Robine approuvait de la barbe. Son silence jouissait, quand les propositions devenaient tout à fait révolutionnaires. Ses yeux prenaient une grande douceur au mot de guillotine ; il les fermait à demi, comme s’il voyait la chose, et qu’elle l’eût attendri ; et, alors, il grattait légèrement son menton sur la pomme de sa canne, avec un sourd ronronnement de satisfaction.

— Cependant, disait à son tour Florent, dont la voix gardait un son lointain de tristesse, cependant si vous abattez l’arbre, il sera nécessaire de garder des semences… Je crois, au contraire, qu’il faut conserver l’arbre pour greffer sur lui la vie nouvelle… La révolution politique est faite, voyez-vous ; il faut aujourd’hui songer au travailleur, à l’ouvrier ; notre mouvement devra être tout social. Et je vous défie bien d’arrêter cette revendication du peuple. Le peuple est las, il veut sa part.
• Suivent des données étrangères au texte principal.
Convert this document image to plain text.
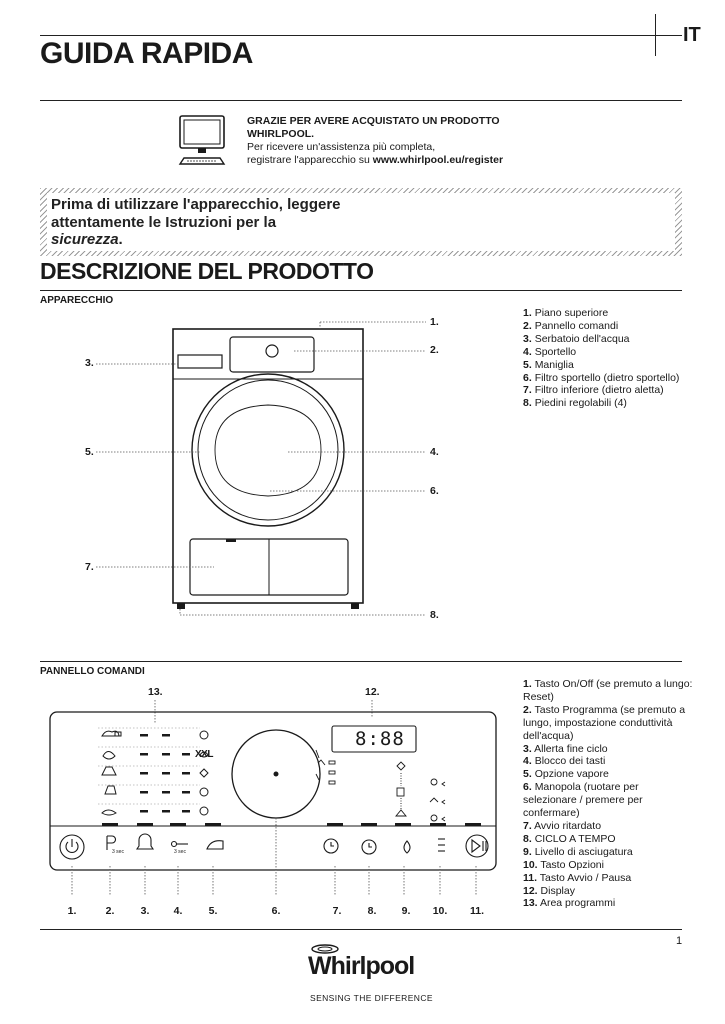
IT
GUIDA RAPIDA
GRAZIE PER AVERE ACQUISTATO UN PRODOTTO
WHIRLPOOL.
Per ricevere un'assistenza più completa,
registrare l'apparecchio su www.whirlpool.eu/register
Prima di utilizzare l'apparecchio, leggere
attentamente le Istruzioni per la
sicurezza.
DESCRIZIONE DEL PRODOTTO
APPARECCHIO
1.
2.
3.
5.	4.
6.
7.
8.
1. Piano superiore
2. Pannello comandi
3. Serbatoio dell'acqua
4. Sportello
5. Maniglia
6. Filtro sportello (dietro sportello)
7. Filtro inferiore (dietro aletta)
8. Piedini regolabili (4)
PANNELLO COMANDI
13.	12.
8:88
XXL
3 sec	3 sec
1.	2.	3.	4.	5.	6.	7.	8.	9.	10.	11.
1. Tasto On/Off (se premuto a lungo: Reset)
2. Tasto Programma (se premuto a lungo, impostazione conduttività dell'acqua)
3. Allerta fine ciclo
4. Blocco dei tasti
5. Opzione vapore
6. Manopola (ruotare per selezionare / premere per confermare)
7. Avvio ritardato
8. CICLO A TEMPO
9. Livello di asciugatura
10. Tasto Opzioni
11. Tasto Avvio / Pausa
12. Display
13. Area programmi
1
Whirlpool
SENSING THE DIFFERENCE
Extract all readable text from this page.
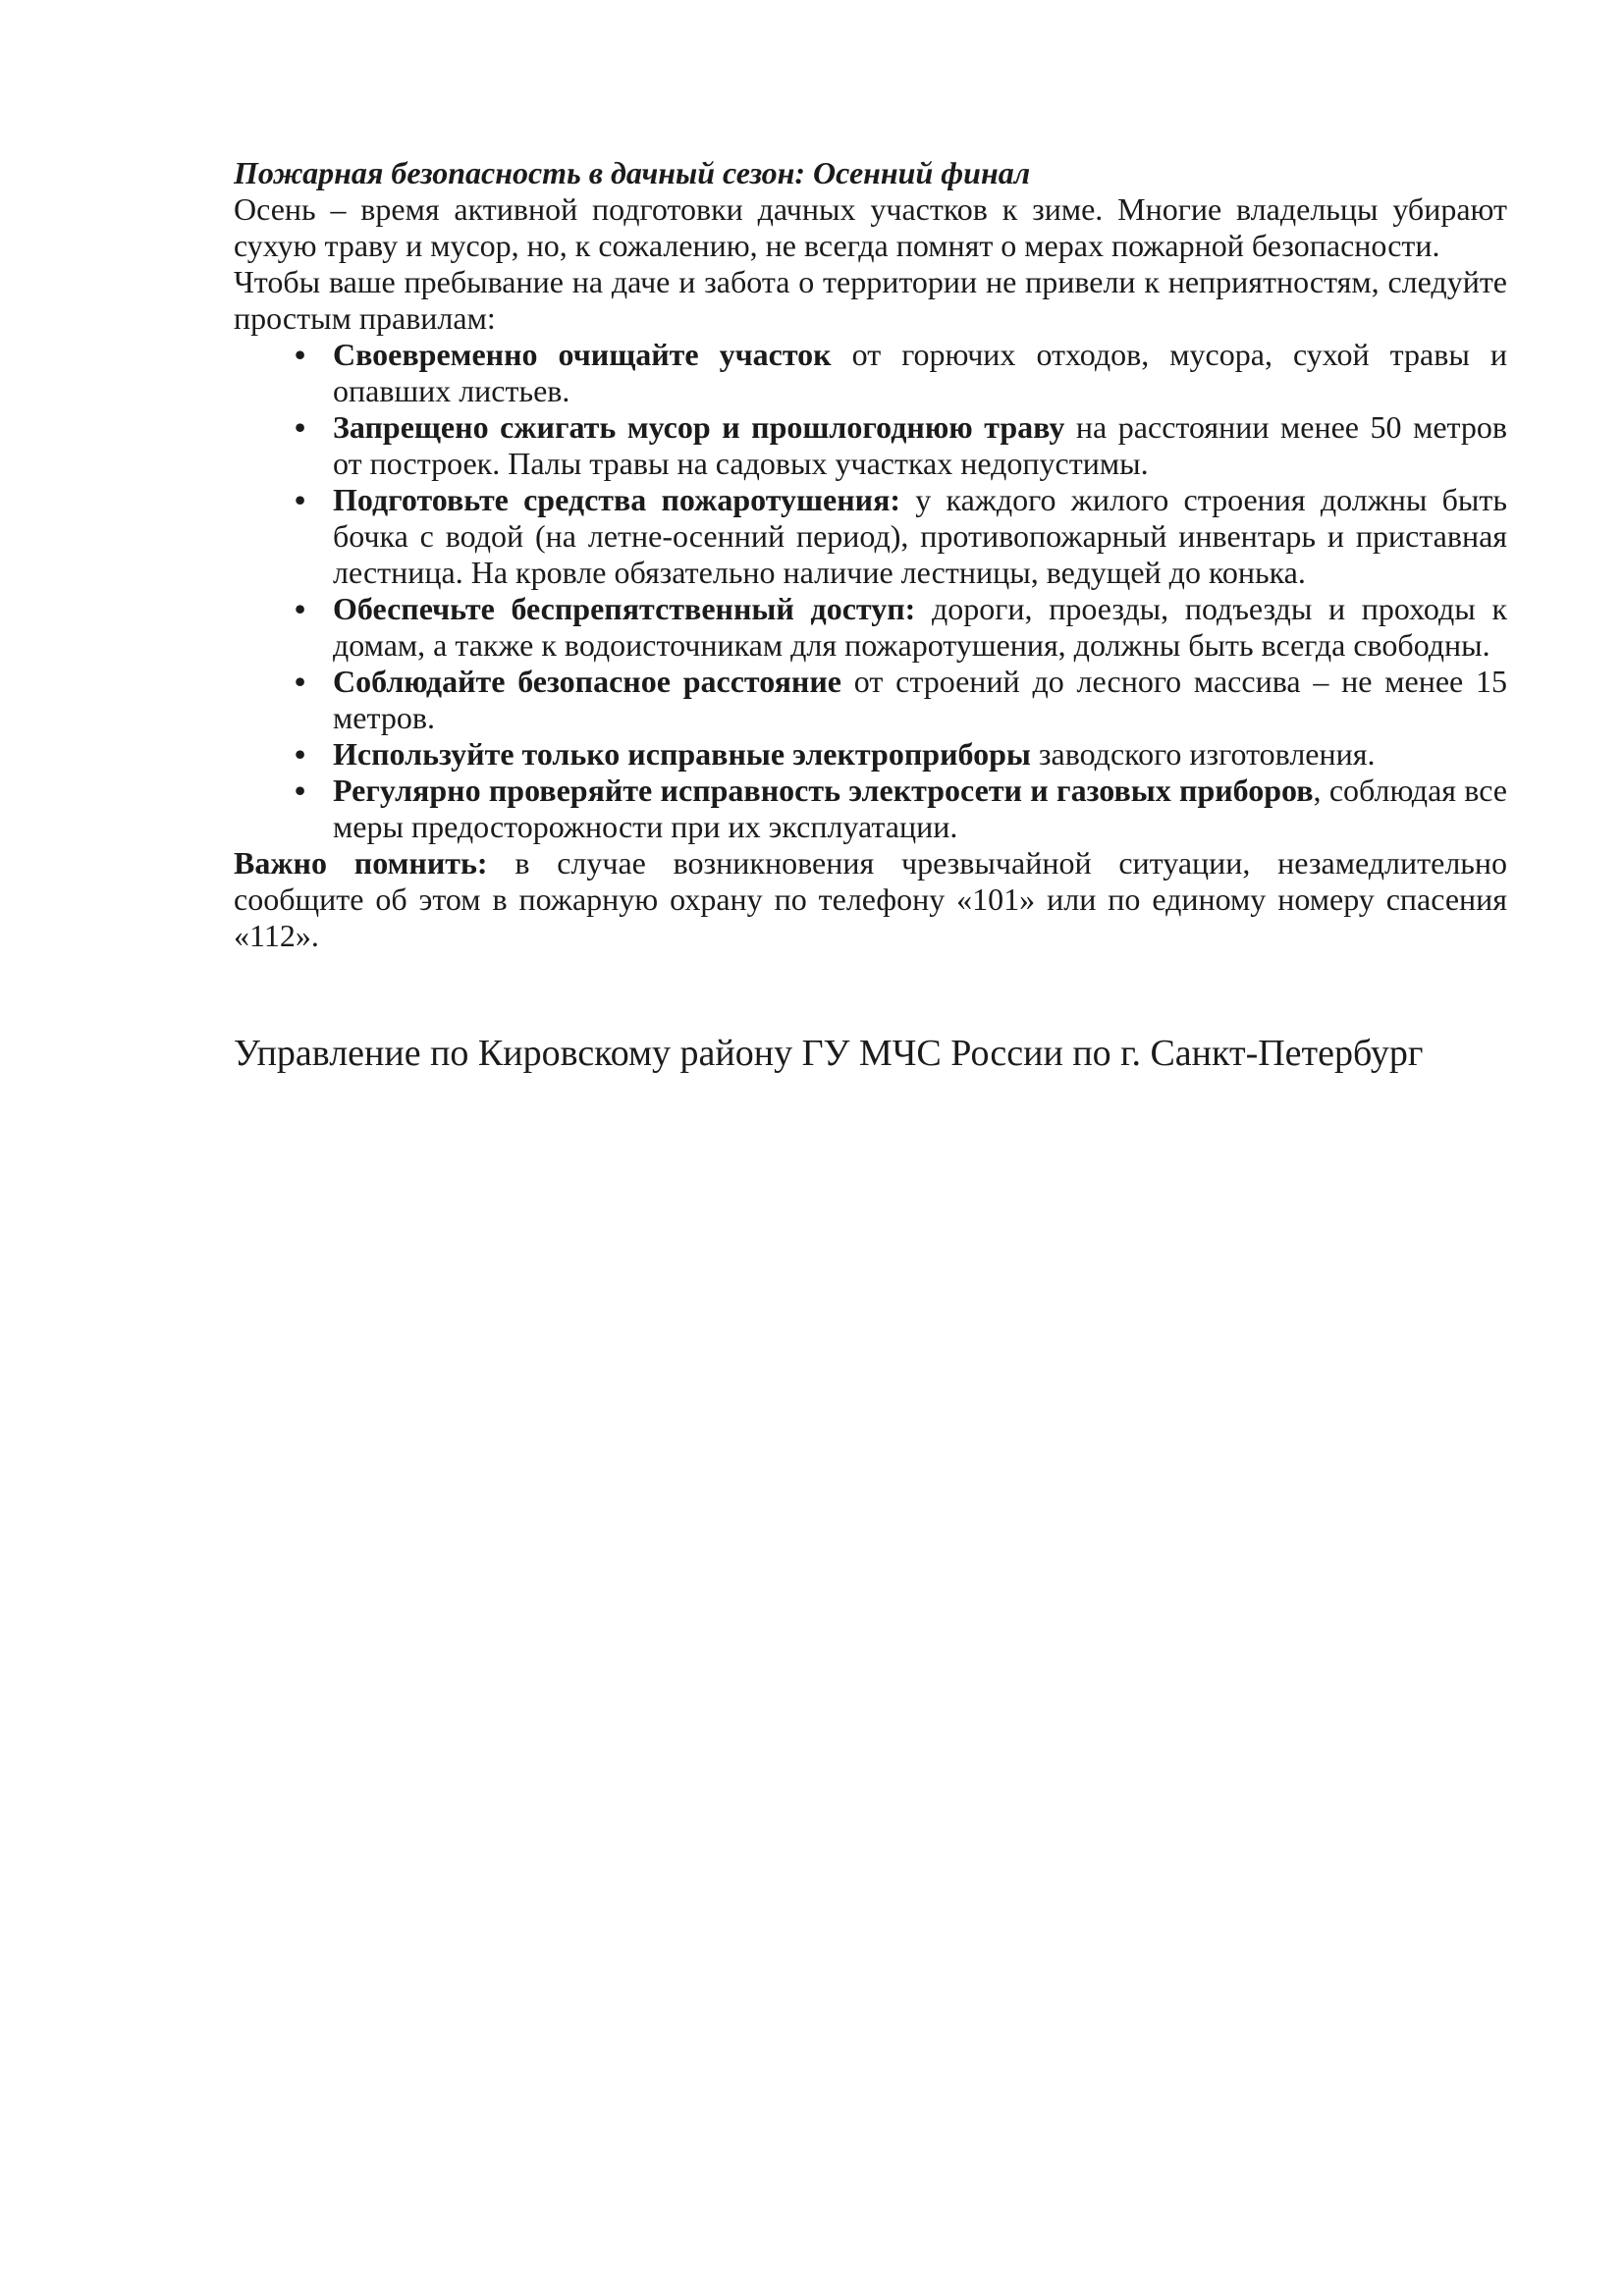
Пожарная безопасность в дачный сезон: Осенний финал

Осень – время активной подготовки дачных участков к зиме. Многие владельцы убирают сухую траву и мусор, но, к сожалению, не всегда помнят о мерах пожарной безопасности.

Чтобы ваше пребывание на даче и забота о территории не привели к неприятностям, следуйте простым правилам:

• Своевременно очищайте участок от горючих отходов, мусора, сухой травы и опавших листьев.
• Запрещено сжигать мусор и прошлогоднюю траву на расстоянии менее 50 метров от построек. Палы травы на садовых участках недопустимы.
• Подготовьте средства пожаротушения: у каждого жилого строения должны быть бочка с водой (на летне-осенний период), противопожарный инвентарь и приставная лестница. На кровле обязательно наличие лестницы, ведущей до конька.
• Обеспечьте беспрепятственный доступ: дороги, проезды, подъезды и проходы к домам, а также к водоисточникам для пожаротушения, должны быть всегда свободны.
• Соблюдайте безопасное расстояние от строений до лесного массива – не менее 15 метров.
• Используйте только исправные электроприборы заводского изготовления.
• Регулярно проверяйте исправность электросети и газовых приборов, соблюдая все меры предосторожности при их эксплуатации.

Важно помнить: в случае возникновения чрезвычайной ситуации, незамедлительно сообщите об этом в пожарную охрану по телефону «101» или по единому номеру спасения «112».

Управление по Кировскому району ГУ МЧС России по г. Санкт-Петербург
Ces paroles enthousiasmaient Alexandre. Il affirmait, avec sa bonne figure réjouie, que c’était vrai, que le peuple était las.

— Et nous voulons notre part, ajoutait Lacaille, d’un air plus menaçant. Toutes les révolutions, c’est pour les bourgeois. Il y en a assez, à la fin. À la première, ce sera pour nous.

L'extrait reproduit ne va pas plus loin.